日本鍼灸研究会について

日本鍼灸研究会(代表 篠原孝市)は、1988年8月に組織された研究会です。関東部局(東京鍼の会)と関西部局(関西鍼の会)の所属会員をもって構成されています。
経絡治療は、井上系と岡部系に大別されますが、日本鍼灸研究会は、井上恵理・本間祥白・井上雅文の流れをくむ井上系経絡治療を実践し、発展させるとともに、その基礎となる古典医学、医学史、古医書の研究を目的としています。また、井上系経絡治療の伝承のための講習会、定例会、その他の事業を行っています。
経絡治療は、六部定位脈診と手足の五兪穴への施術中心とする〈診断即治療〉の体系ですが、井上系経絡治療では、これに加えて、早い段階から古典医学の内容のさらなる臨床化を行ってきました。その成果は、井上恵理による『難経』や『大成論』の講義、本間祥白による病證研究や『鍼灸病證学』の著述、そして井上雅文による『脈状診の研究』に集約されています。
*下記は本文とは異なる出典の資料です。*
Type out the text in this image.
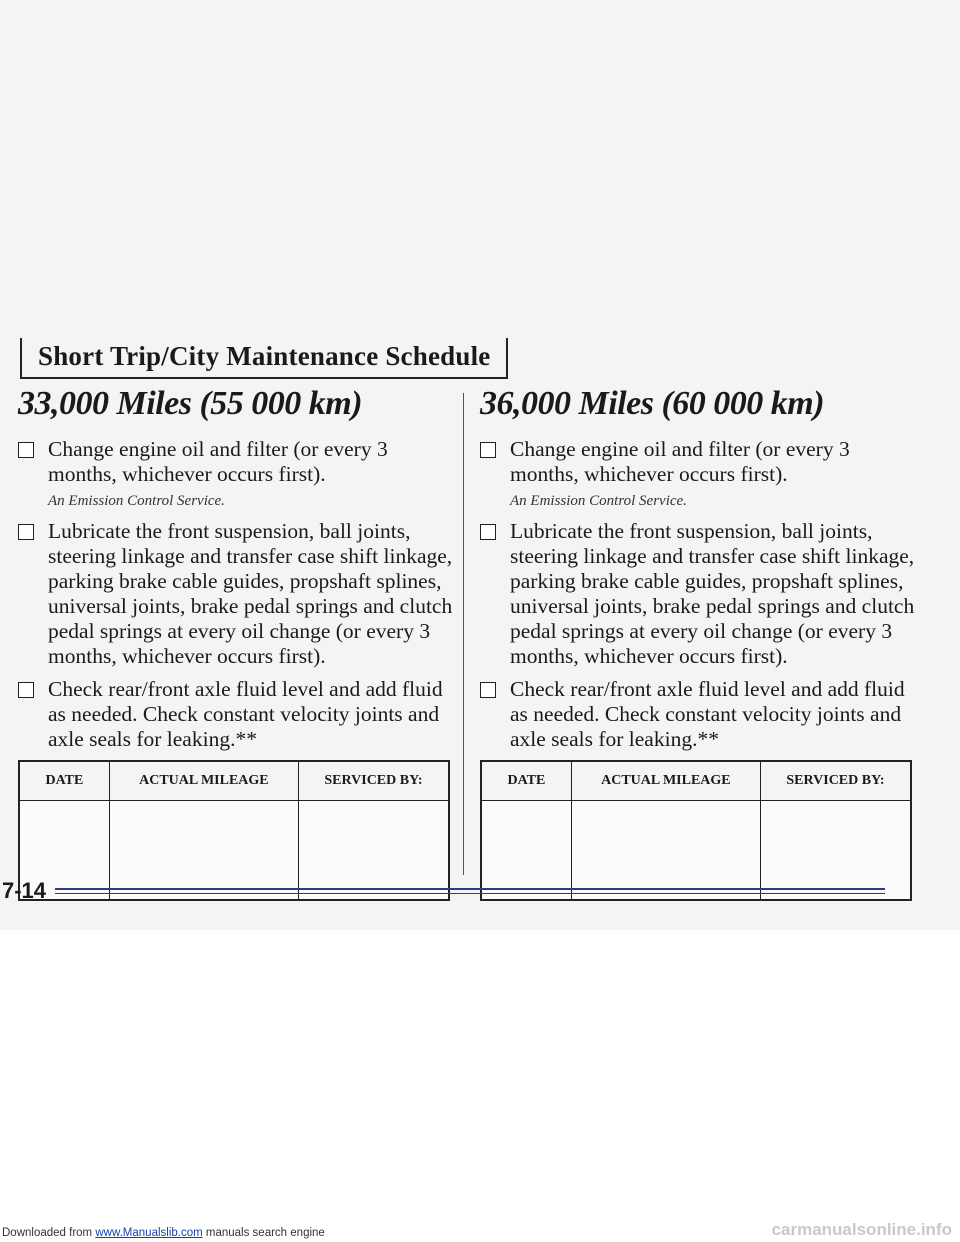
Short Trip/City Maintenance Schedule
33,000 Miles (55 000 km)
Change engine oil and filter (or every 3 months, whichever occurs first).
An Emission Control Service.
Lubricate the front suspension, ball joints, steering linkage and transfer case shift linkage, parking brake cable guides, propshaft splines, universal joints, brake pedal springs and clutch pedal springs at every oil change (or every 3 months, whichever occurs first).
Check rear/front axle fluid level and add fluid as needed. Check constant velocity joints and axle seals for leaking.**
DATE	ACTUAL MILEAGE	SERVICED BY:

36,000 Miles (60 000 km)
Change engine oil and filter (or every 3 months, whichever occurs first).
An Emission Control Service.
Lubricate the front suspension, ball joints, steering linkage and transfer case shift linkage, parking brake cable guides, propshaft splines, universal joints, brake pedal springs and clutch pedal springs at every oil change (or every 3 months, whichever occurs first).
Check rear/front axle fluid level and add fluid as needed. Check constant velocity joints and axle seals for leaking.**
DATE	ACTUAL MILEAGE	SERVICED BY:

7-14
Downloaded from www.Manualslib.com manuals search engine	carmanualsonline.info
また文献研究については、井上雅文による医古文の提唱、篠原孝市による影印叢書の編集と解題、『鍼灸医学大辞典』の共編、『医道の日本』誌における「臨床に活かす古典」の連載、『素問』『霊枢』『難経』の連続講義があります。2000年以降、東西鍼の会の会員諸氏の手になる臨床と古典に関する学会発表や論文の数は、業界の中でも群を抜いています。

本年度講習会 受講生募集中!

井上系経絡治療の基礎から臨床までの基礎から臨床までを習得する講座です.
また、臨床に必要となる中国と日本の鍼灸史、古典の読解法などを受講します.

毎月開催の月例会

古典と臨床の知識を深め、経絡治療の臨床と古典の読解を研鑽する講座です.

臨床的な鍼灸古典の学会

日本 もしくは中国の臨床に係わる古典文献を取り扱う学術発表会

地方部会

東京 もしくは関西の基礎講座を受講した後の継続的な地方講座会

短期集中基礎講座の趣旨

[本講座の趣旨]
2000年以降、鍼灸教育機関の増加にともない、鍼灸を志す学生の数も、鍼灸師の数も飛躍的に増加する傾向にあります。しかし、初学者であれ、ある程度臨床経験を積んだ鍼灸師であれ、学校や大学の通常のカリキュラムをこなしただけでは、鍼灸について何をどのように学べばよいのか、どのように治療をすれば臨床らしくなるのか、いったい何が本当の伝統鍼灸や伝統医学であるのか、ということついて、全く知ることができないのではないのでしょうか。
本講座は、日本鍼灸研究会(代表 篠原孝市)が、1988年以来、毎年開催している初学者のための“基礎講座”であり、古典的鍼灸の技術・理論、および古典文献の基本的読解法の修得を目的としています。
本講座で学ぶ内容は正統的な伝承を経た経絡治療であり、これに基づく施術の技術は、主に撚鍼法を主体とした接触鍼、散鍼、そして痕の残らない点灸や知熱灸、古典を土台とする脈状診を駆使した脈診である人迎気口診と六部定位診が中心となります。講義においては臨床で重要な五蔵論、外邪論、選経選穴論や病證論、そして知っておかなくてはならない文献学の概要、ならびに中国と日本の研究法から新たに起こした古典の読解法などについて学ぶことになります。